We expect that the healthcare reform measures that have been adopted and may be adopted in the future, may result in more rigorous coverage criteria and in additional downward pressure on the price that we receive for any approved product and could seriously harm our future revenues. Any reduction in reimbursement from Medicare or other government programs may result in a similar reduction in payments from private third-party payors.

There have been, and likely will continue to be, legislative and regulatory proposals at the foreign, federal, and state levels directed at broadening the availability of healthcare and containing or lowering the cost of healthcare. The implementation of cost containment measures or other healthcare reforms may prevent us from being able to generate revenue, attain profitability, or commercialize our product. Such reforms could have an adverse effect on anticipated revenue from product candidates that we may successfully develop and for which we may obtain regulatory approval and may affect our overall financial condition and ability to develop product candidates.

Employees

At December 31, 2025, we had 44 full-time employees, twelve of whom are engaged in research and development activities, twenty-four are engaged in sales and marketing operations and eight of whom are engaged in general corporate and strategy roles. We periodically utilize outside consultants on an as-needed basis, including medical consultants.

Corporate and Other Information

We were incorporated under the laws of the state of Delaware in April 2017. Our principal executive offices are located at 21925 W. Field Parkway, Suite 235, Deer Park, Illinois, 60010, and our telephone number is (847) 787-7361. Our corporate website address is www.etonpharma.com, to which we regularly post copies of our press releases as well as links to reports we have filed with the SEC, which are available free of charge as soon as reasonably practicable after being electronically filed with or furnished to the SEC. Interested persons can subscribe on our website to email alerts that are sent automatically when we issue press releases, file reports with the SEC or post certain other information to our website. Information contained on or accessible through our website is not a part of this Annual Report on Form 10-K or our other filings with the SEC.
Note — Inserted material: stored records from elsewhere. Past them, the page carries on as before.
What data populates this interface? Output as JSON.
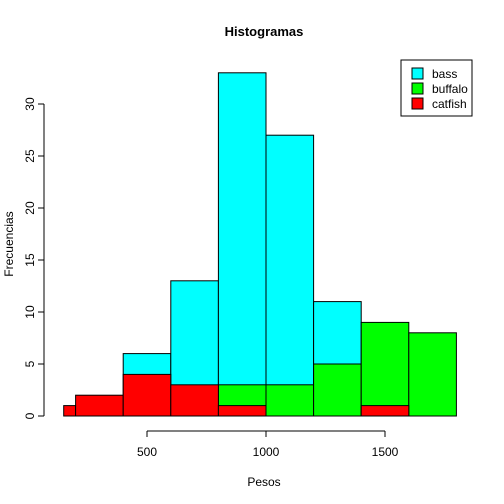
{
  "chart_data": {
    "type": "bar",
    "title": "Histogramas",
    "xlabel": "Pesos",
    "ylabel": "Frecuencias",
    "xlim": [
      150,
      1800
    ],
    "ylim": [
      0,
      33
    ],
    "xticks": [
      500,
      1000,
      1500
    ],
    "yticks": [
      0,
      5,
      10,
      15,
      20,
      25,
      30
    ],
    "grid": false,
    "legend_position": "top-right",
    "series": [
      {
        "name": "bass",
        "color": "#00FFFF",
        "bins": [
          {
            "x0": 400,
            "x1": 600,
            "count": 6
          },
          {
            "x0": 600,
            "x1": 800,
            "count": 13
          },
          {
            "x0": 800,
            "x1": 1000,
            "count": 33
          },
          {
            "x0": 1000,
            "x1": 1200,
            "count": 27
          },
          {
            "x0": 1200,
            "x1": 1400,
            "count": 11
          }
        ]
      },
      {
        "name": "buffalo",
        "color": "#00FF00",
        "bins": [
          {
            "x0": 800,
            "x1": 1000,
            "count": 3
          },
          {
            "x0": 1000,
            "x1": 1200,
            "count": 3
          },
          {
            "x0": 1200,
            "x1": 1400,
            "count": 5
          },
          {
            "x0": 1400,
            "x1": 1600,
            "count": 9
          },
          {
            "x0": 1600,
            "x1": 1800,
            "count": 8
          }
        ]
      },
      {
        "name": "catfish",
        "color": "#FF0000",
        "bins": [
          {
            "x0": 150,
            "x1": 200,
            "count": 1
          },
          {
            "x0": 200,
            "x1": 400,
            "count": 2
          },
          {
            "x0": 400,
            "x1": 600,
            "count": 4
          },
          {
            "x0": 600,
            "x1": 800,
            "count": 3
          },
          {
            "x0": 800,
            "x1": 1000,
            "count": 1
          },
          {
            "x0": 1400,
            "x1": 1600,
            "count": 1
          }
        ]
      }
    ]
  }
}
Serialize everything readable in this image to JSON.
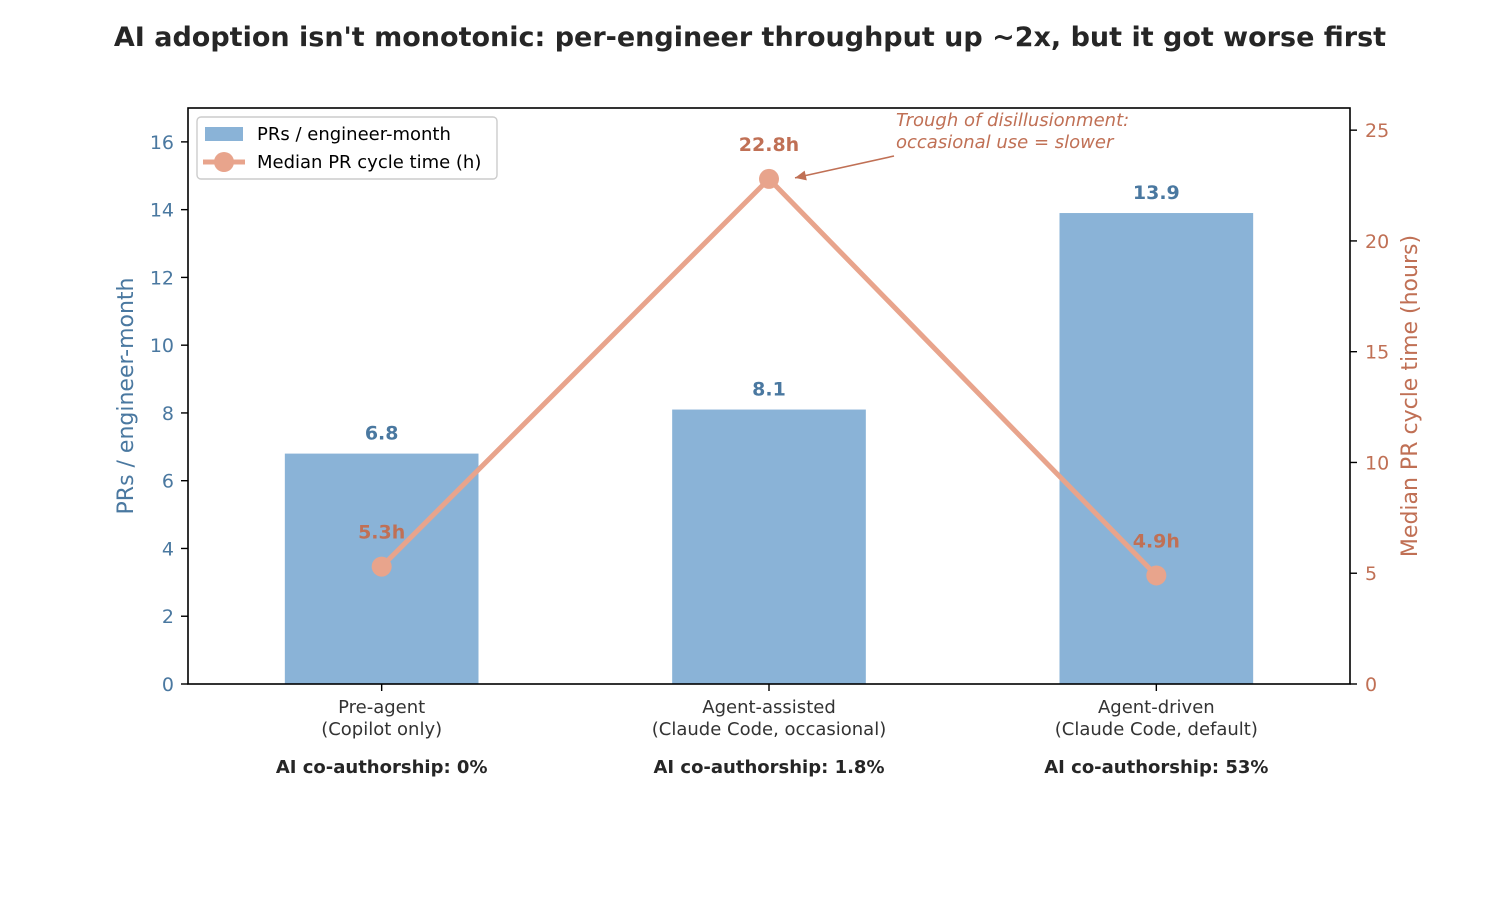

We own two U.S. federal trademark applications and unregistered trademarks, including our company name. All other trademarks or trade names referred to in this Annual Report are the property of their respective owners. Solely for convenience, the trademarks and trade names in this Annual Report are referred to without the symbols ® and ™, but such references should not be construed as any indication that their respective owners will not assert, to the fullest extent under applicable law, their rights thereto.